Wire waiter.resolve(data) into your on_message.

async def main():
waiter = JobWaiter()
async def handler(message):
# reuse on_message from stage 3, plus:
# waiter.resolve(decoded_data)
...
async with Client(transport, message_handler=handler) as client:
# Subscribe to every priority level (default is "warning").
await client.set_logging_level("debug")
# Join the bus.
my_uuid = "llm-myclient-001"
await client.call_tool("blender_register_client", {
"client_uuid": my_uuid,
"client_type": "llm",
"is_persistent": False,
"capabilities": ["chat"],
})
# Dispatch a script.
job_id = "job-abc123"
fut = waiter.register(job_id)
await client.call_tool("blender_send_message", {
"target_uuid": "blender-demo01",
"from_uuid": my_uuid,
"priority": "info",
"payload": {
"message_type": "job_dispatch",
"job_id": job_id,
"script": "import bpy\nprint(len(bpy.data.objects))",
},
})
# Wait for the addon's job_update reply.
result = await asyncio.wait_for(fut, timeout=30)
print(result) # {kind:'job_update', status:'completed', result:'3\n', ...}
asyncio.run(main())
await client.call_tool("blender_unregister_client", {"client_uuid": my_uuid})
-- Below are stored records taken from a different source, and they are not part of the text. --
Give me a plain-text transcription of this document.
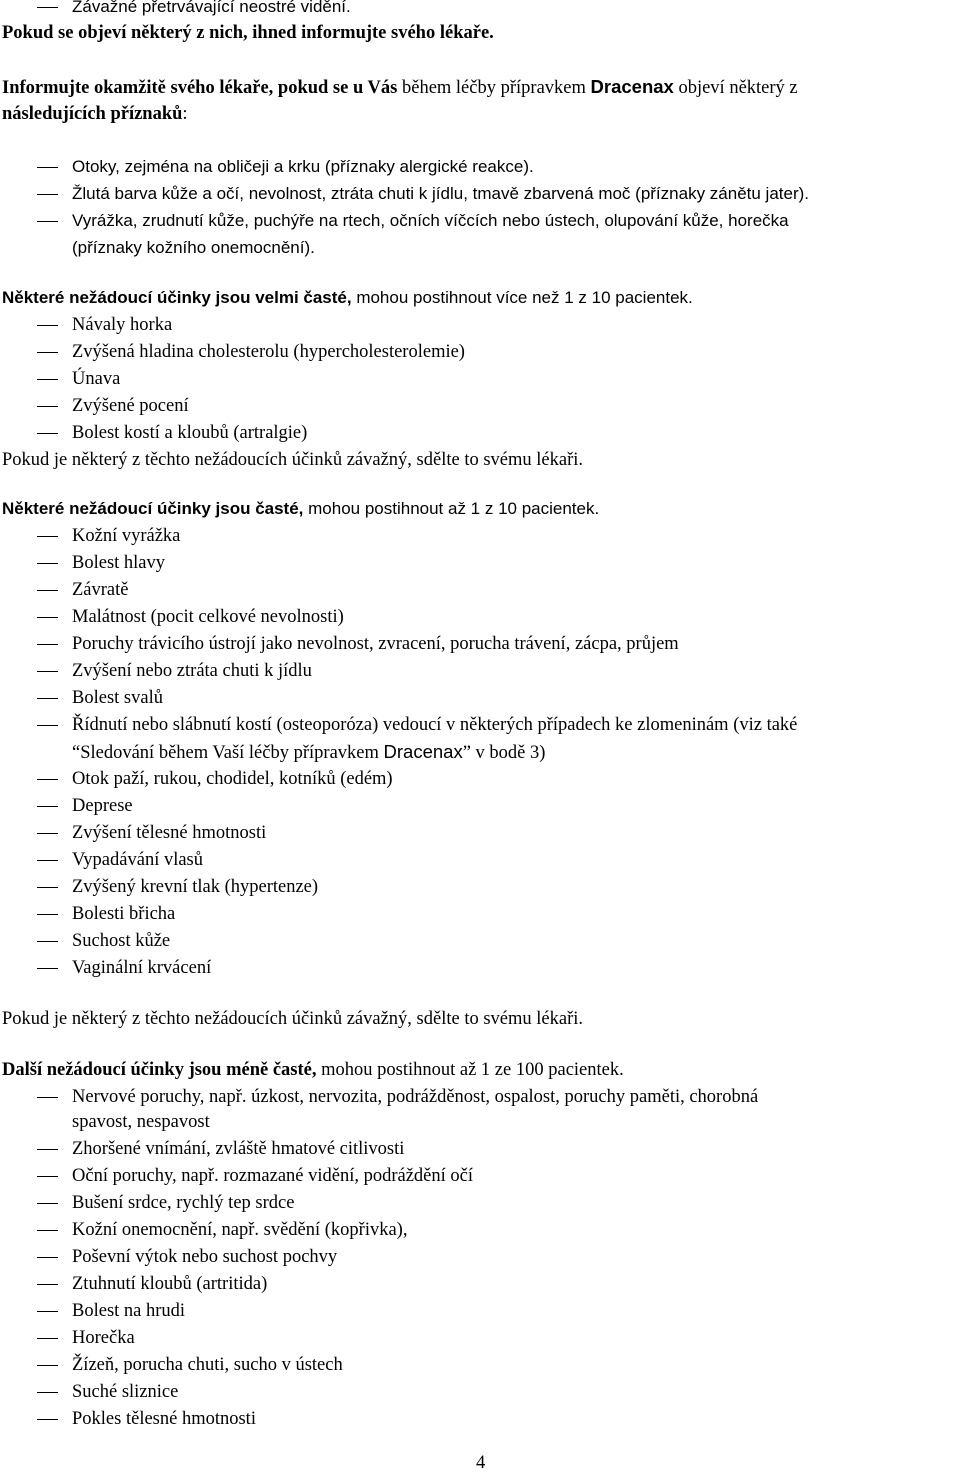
Závažné přetrvávající neostré vidění.
Pokud se objeví některý z nich, ihned informujte svého lékaře.
Informujte okamžitě svého lékaře, pokud se u Vás během léčby přípravkem Dracenax objeví některý z
následujících příznaků:
Otoky, zejména na obličeji a krku (příznaky alergické reakce).
Žlutá barva kůže a očí, nevolnost, ztráta chuti k jídlu, tmavě zbarvená moč (příznaky zánětu jater).
Vyrážka, zrudnutí kůže, puchýře na rtech, očních víčcích nebo ústech, olupování kůže, horečka
(příznaky kožního onemocnění).
Některé nežádoucí účinky jsou velmi časté, mohou postihnout více než 1 z 10 pacientek.
Návaly horka
Zvýšená hladina cholesterolu (hypercholesterolemie)
Únava
Zvýšené pocení
Bolest kostí a kloubů (artralgie)
Pokud je některý z těchto nežádoucích účinků závažný, sdělte to svému lékaři.
Některé nežádoucí účinky jsou časté, mohou postihnout až 1 z 10 pacientek.
Kožní vyrážka
Bolest hlavy
Závratě
Malátnost (pocit celkové nevolnosti)
Poruchy trávicího ústrojí jako nevolnost, zvracení, porucha trávení, zácpa, průjem
Zvýšení nebo ztráta chuti k jídlu
Bolest svalů
Řídnutí nebo slábnutí kostí (osteoporóza) vedoucí v některých případech ke zlomeninám (viz také
“Sledování během Vaší léčby přípravkem Dracenax” v bodě 3)
Otok paží, rukou, chodidel, kotníků (edém)
Deprese
Zvýšení tělesné hmotnosti
Vypadávání vlasů
Zvýšený krevní tlak (hypertenze)
Bolesti břicha
Suchost kůže
Vaginální krvácení
Pokud je některý z těchto nežádoucích účinků závažný, sdělte to svému lékaři.
Další nežádoucí účinky jsou méně časté, mohou postihnout až 1 ze 100 pacientek.
Nervové poruchy, např. úzkost, nervozita, podrážděnost, ospalost, poruchy paměti, chorobná
spavost, nespavost
Zhoršené vnímání, zvláště hmatové citlivosti
Oční poruchy, např. rozmazané vidění, podráždění očí
Bušení srdce, rychlý tep srdce
Kožní onemocnění, např. svědění (kopřivka),
Poševní výtok nebo suchost pochvy
Ztuhnutí kloubů (artritida)
Bolest na hrudi
Horečka
Žízeň, porucha chuti, sucho v ústech
Suché sliznice
Pokles tělesné hmotnosti
4
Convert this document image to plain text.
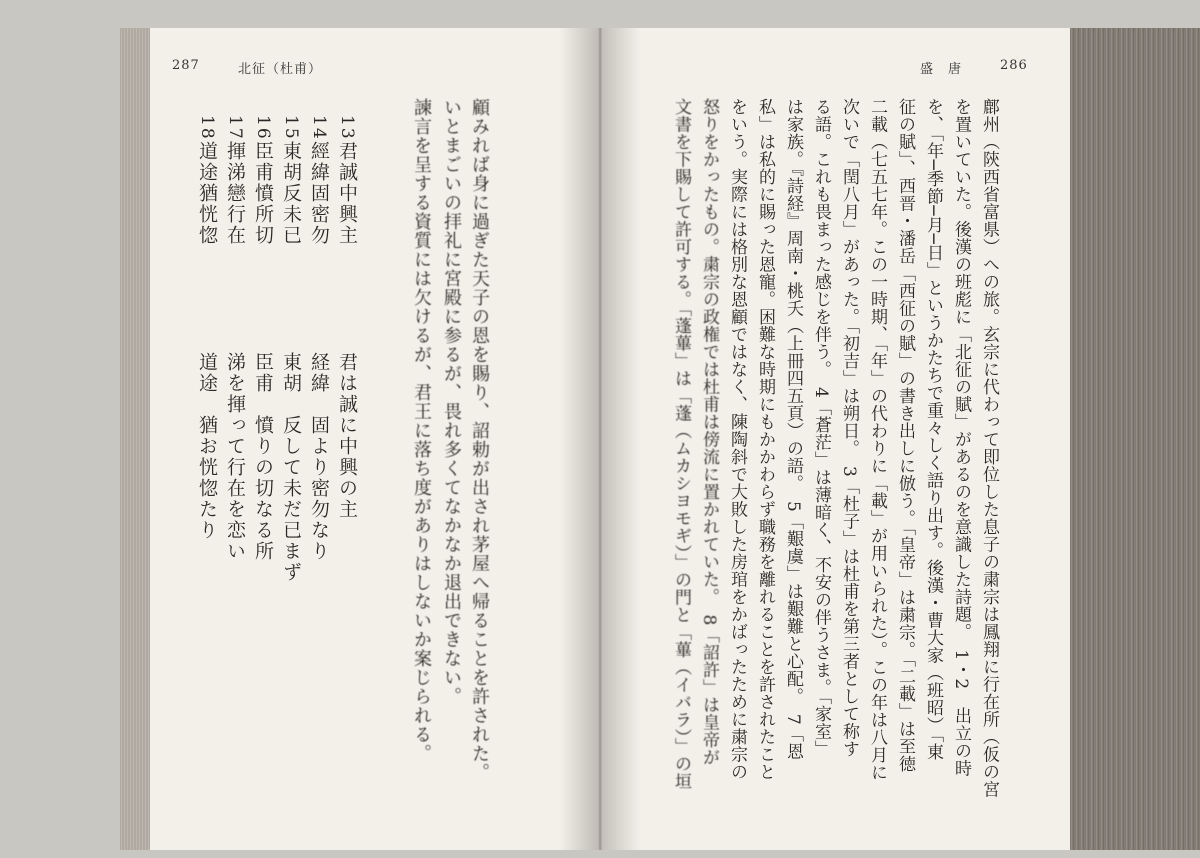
287	北征（杜甫）	盛　唐	286
13君誠中興主
14經緯固密勿
15東胡反未已
16臣甫憤所切
17揮涕戀行在
18道途猶恍惚
君は誠に中興の主
経緯　固より密勿なり
東胡　反して未だ已まず
臣甫　憤りの切なる所
涕を揮って行在を恋い
道途　猶お恍惚たり	顧みれば身に過ぎた天子の恩を賜り、詔勅が出され茅屋へ帰ることを許された。
いとまごいの拝礼に宮殿に参るが、畏れ多くてなかなか退出できない。
諫言を呈する資質には欠けるが、君王に落ち度がありはしないか案じられる。	鄜州（陝西省富県）への旅。玄宗に代わって即位した息子の粛宗は鳳翔に行在所（仮の宮
を置いていた。後漢の班彪に「北征の賦」があるのを意識した詩題。　1・2　出立の時
を、「年─季節─月─日」というかたちで重々しく語り出す。後漢・曹大家（班昭）「東
征の賦」、西晋・潘岳「西征の賦」の書き出しに倣う。「皇帝」は粛宗。「二載」は至徳
二載（七五七年。この一時期、「年」の代わりに「載」が用いられた）。この年は八月に
次いで「閏八月」があった。「初吉」は朔日。　3「杜子」は杜甫を第三者として称す
る語。これも畏まった感じを伴う。　4「蒼茫」は薄暗く、不安の伴うさま。「家室」
は家族。『詩経』周南・桃夭（上冊四五頁）の語。　5「艱虞」は艱難と心配。　7「恩
私」は私的に賜った恩寵。困難な時期にもかかわらず職務を離れることを許されたこと
をいう。実際には格別な恩顧ではなく、陳陶斜で大敗した房琯をかばったために粛宗の
怒りをかったもの。粛宗の政権では杜甫は傍流に置かれていた。　8「詔許」は皇帝が
文書を下賜して許可する。「蓬蓽」は「蓬（ムカシヨモギ）」の門と「蓽（イバラ）」の垣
Ephemeral clients (is_persistent=False) age out of the bus when the session drops, but an explicit unregister keeps the client list clean and saves the next list_available_clients consumer from seeing stale entries.

Nothing stops you from doing both. A Style A client that occasionally needs to observe broadcasts can wire a Style B message_handler onto its Client and keep using dispatch tools for the request/response paths. The server doesn’t care which style produced a given tool call.